Verifier closes the loop by automatically assessing the factual correctness, statistical significance, reproducibility, and ethical safety of generated results. It can cross‑check claims against literature, run statistical tests, re‑execute pipelines to verify reproducibility, and enforce safety constraints (e.g., prohibiting synthesis of hazardous pathogens). When verification fails, the Verifier signals the Planner to re‑plan, and the error is logged in Memory for future learning.

The survey catalogs over 120 representative papers and more than 40 domain‑specific benchmarks covering chemistry, materials science, biology, astronomy, and earth sciences. Comparative experiments show that prompt‑native planners excel in rapid prototyping, while learned planners achieve higher success rates on multi‑step, open‑ended tasks. The presence of explicit Memory and Verifier modules reduces overall error rates by more than 30 % across evaluated tasks.

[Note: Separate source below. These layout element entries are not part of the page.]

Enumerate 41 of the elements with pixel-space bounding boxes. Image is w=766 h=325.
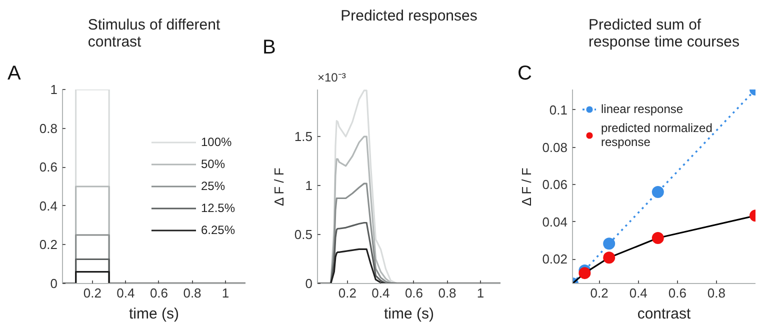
y-tick-label: 0.4	[39, 198, 58, 214]
x-tick-label: 0.2	[590, 286, 608, 300]
x-tick-label: 0.6	[404, 286, 424, 300]
x-tick-label: 0.6	[150, 286, 168, 300]
y-tick-label: 0.08	[542, 140, 568, 155]
x-tick-label: 0.4	[629, 286, 648, 300]
y-tick-label: 0.5	[294, 227, 313, 242]
y-tick-label: 1.5	[294, 129, 313, 144]
y-tick-label: 0.6	[39, 160, 58, 175]
text: C	[518, 62, 532, 84]
y-tick-label: 1	[50, 82, 58, 97]
x-tick-label: 0.4	[372, 286, 390, 300]
chart-title: Stimulus of different contrast	[88, 16, 221, 50]
y-tick-label: 0.02	[542, 252, 568, 267]
y-tick-label: 0.04	[542, 214, 568, 230]
y-tick-label: 0	[50, 276, 58, 291]
x-tick-label: 0.4	[116, 286, 135, 300]
y-tick-label: 0.1	[549, 102, 568, 118]
y-tick-label: 0.8	[39, 120, 58, 136]
text: A	[8, 62, 22, 84]
x-tick-label: 1	[476, 286, 484, 300]
text: ×10⁻³	[318, 70, 346, 84]
x-axis-title: time (s)	[129, 306, 179, 322]
chart-title: Predicted sum of response time courses	[588, 16, 740, 50]
x-axis-title: time (s)	[384, 306, 434, 322]
x-tick-label: 0.6	[668, 286, 686, 300]
y-tick-label: 0	[305, 276, 313, 291]
x-axis-title: contrast	[637, 306, 692, 322]
y-tick-label: 1	[305, 178, 313, 194]
y-axis-title: Δ F / F	[519, 168, 534, 206]
y-tick-label: 0.06	[542, 177, 568, 192]
chart-title: Predicted responses	[340, 8, 478, 24]
y-axis-title: Δ F / F	[271, 168, 286, 206]
x-tick-label: 0.8	[183, 286, 202, 300]
x-tick-label: 1	[222, 286, 230, 300]
text: B	[262, 36, 276, 58]
x-tick-label: 0.8	[438, 286, 456, 300]
x-tick-label: 0.2	[338, 286, 356, 300]
x-tick-label: 0.2	[83, 286, 102, 300]
x-tick-label: 0.8	[707, 286, 726, 300]
y-tick-label: 0.2	[39, 237, 58, 252]
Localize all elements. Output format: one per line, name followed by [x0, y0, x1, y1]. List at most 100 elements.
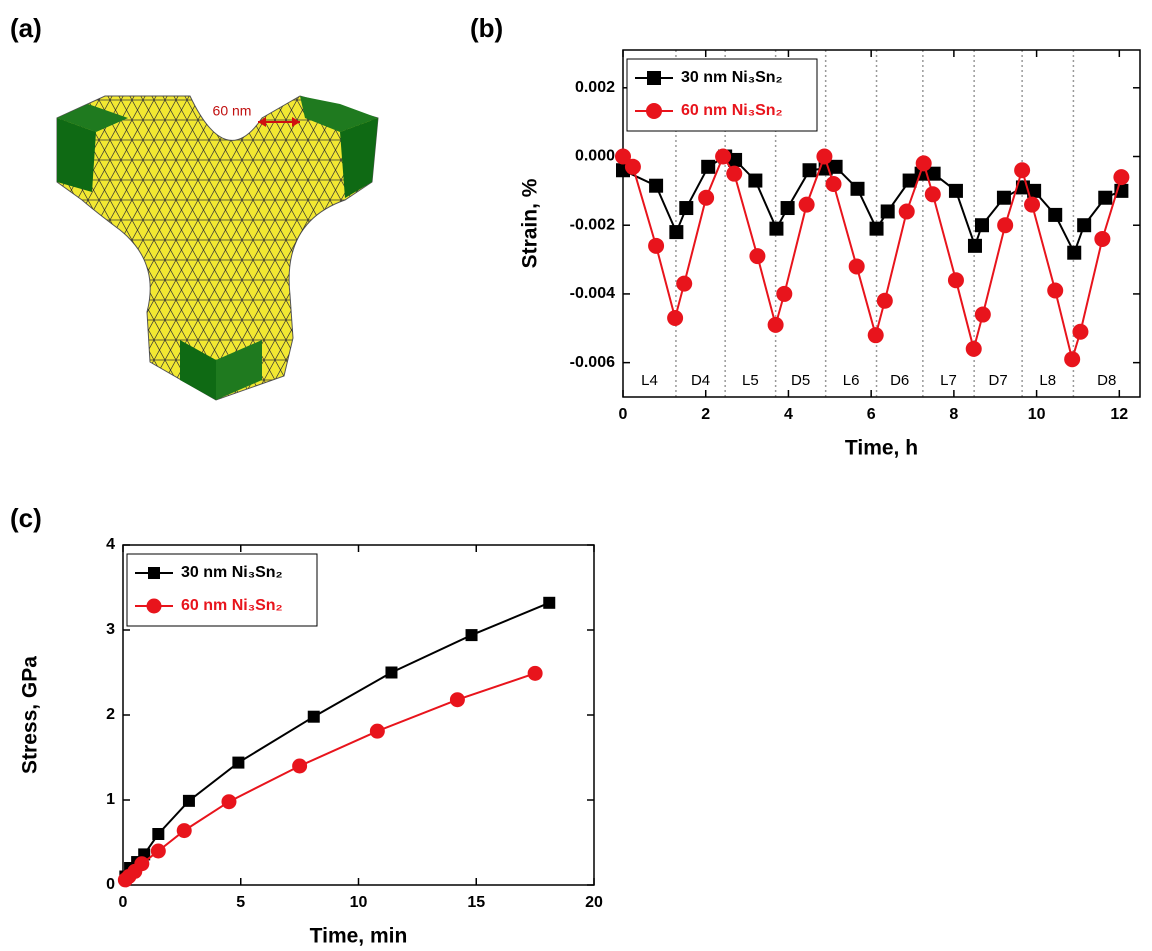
x-tick-label: 5	[236, 894, 245, 911]
marker	[924, 186, 941, 203]
marker	[915, 155, 932, 172]
marker	[369, 723, 385, 739]
marker	[898, 203, 915, 220]
marker	[221, 794, 237, 810]
marker	[926, 166, 941, 181]
marker	[527, 665, 543, 681]
y-tick-label: -0.006	[570, 354, 615, 371]
legend-label: 30 nm Ni₃Sn₂	[681, 69, 783, 86]
x-axis-label: Time, h	[845, 437, 918, 460]
legend-box	[126, 553, 318, 627]
annotation: 60 nm	[213, 103, 252, 119]
marker	[816, 148, 833, 165]
period-label: D7	[989, 372, 1008, 389]
x-tick-label: 2	[701, 406, 710, 423]
marker	[176, 823, 192, 839]
marker	[1014, 162, 1031, 179]
mesh-model	[56, 95, 379, 401]
marker	[880, 204, 895, 219]
period-label: L6	[843, 372, 860, 389]
y-tick-label: 0.002	[575, 79, 615, 96]
panel-label: (b)	[470, 13, 503, 43]
marker	[134, 856, 150, 872]
y-tick-label: 4	[106, 536, 115, 553]
y-tick-label: 0.000	[575, 148, 615, 165]
legend-label: 60 nm Ni₃Sn₂	[181, 597, 283, 614]
x-tick-label: 0	[119, 894, 128, 911]
marker	[679, 201, 694, 216]
legend-marker	[148, 567, 160, 579]
period-label: D8	[1097, 372, 1116, 389]
marker	[152, 828, 165, 840]
marker	[850, 181, 865, 196]
y-tick-label: -0.004	[570, 285, 615, 302]
x-tick-label: 6	[867, 406, 876, 423]
marker	[965, 340, 982, 357]
marker	[543, 596, 556, 609]
marker	[848, 258, 865, 275]
marker	[869, 221, 884, 236]
marker	[676, 275, 693, 292]
marker	[1027, 183, 1042, 198]
x-tick-label: 4	[784, 406, 793, 423]
marker	[701, 159, 716, 174]
y-tick-label: 3	[106, 621, 115, 638]
y-tick-label: -0.002	[570, 216, 615, 233]
marker	[698, 189, 715, 206]
legend-marker	[146, 598, 162, 614]
marker	[1067, 245, 1082, 260]
marker	[648, 237, 665, 254]
marker	[828, 159, 843, 174]
plot-frame	[622, 49, 1141, 398]
marker	[1098, 190, 1113, 205]
marker	[307, 710, 320, 723]
period-label: D6	[890, 372, 909, 389]
period-label: D4	[691, 372, 710, 389]
marker	[292, 758, 308, 774]
legend-label: 30 nm Ni₃Sn₂	[181, 564, 283, 581]
marker	[150, 843, 166, 859]
marker	[975, 218, 990, 233]
marker	[1024, 196, 1041, 213]
marker	[947, 272, 964, 289]
marker	[767, 316, 784, 333]
marker	[967, 238, 982, 253]
y-tick-label: 0	[106, 876, 115, 893]
marker	[1064, 351, 1081, 368]
marker	[232, 756, 245, 769]
period-label: L7	[940, 372, 957, 389]
panel-label: (a)	[10, 13, 42, 43]
marker	[726, 165, 743, 182]
y-axis-label: Stress, GPa	[19, 656, 42, 774]
marker	[997, 217, 1014, 234]
marker	[1113, 169, 1130, 186]
marker	[825, 175, 842, 192]
x-tick-label: 20	[585, 894, 603, 911]
marker	[182, 794, 195, 807]
marker	[749, 248, 766, 265]
marker	[465, 629, 478, 642]
period-label: L4	[641, 372, 658, 389]
marker	[974, 306, 991, 323]
marker	[1077, 218, 1092, 233]
series-line	[622, 155, 1122, 256]
marker	[948, 183, 963, 198]
x-tick-label: 10	[1028, 406, 1046, 423]
x-axis-label: Time, min	[310, 925, 408, 948]
marker	[1072, 323, 1089, 340]
marker	[715, 148, 732, 165]
marker	[385, 666, 398, 679]
marker	[867, 327, 884, 344]
x-tick-label: 8	[949, 406, 958, 423]
marker	[780, 201, 795, 216]
x-tick-label: 10	[350, 894, 368, 911]
marker	[728, 152, 743, 167]
panel-label: (c)	[10, 503, 42, 533]
marker	[649, 178, 664, 193]
marker	[769, 221, 784, 236]
marker	[449, 692, 465, 708]
marker	[748, 173, 763, 188]
marker	[776, 285, 793, 302]
x-tick-label: 0	[619, 406, 628, 423]
marker	[876, 292, 893, 309]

Ethical and reproducibility concerns are treated as design imperatives rather than afterthoughts. The authors propose embedding bias‑mitigation, data‑privacy safeguards, and an “Ethics Verifier” within the verification stage. They also advocate for standardized metadata schemas and automated reproducibility pipelines to ensure transparent reporting of experimental outcomes.

Future research directions highlighted include: (1) building cross‑disciplinary ontologies to enable seamless knowledge sharing across domains, (2) developing dynamic, context‑aware planners that can adapt to evolving scientific objectives, (3) establishing community‑wide benchmark standards and verification protocols, and (4) fostering open‑source ecosystems that lower the barrier for domain experts to assemble custom scientific agents.

In summary, the paper provides a mechanism‑first taxonomy and a detailed “recipe book” for constructing LLM‑based scientific agents. By dissecting the four foundational components and illustrating how they can be mixed‑and‑matched, the survey offers a practical roadmap for researchers aiming to harness trustworthy, reproducible, and ethically aligned AI agents to accelerate scientific discovery.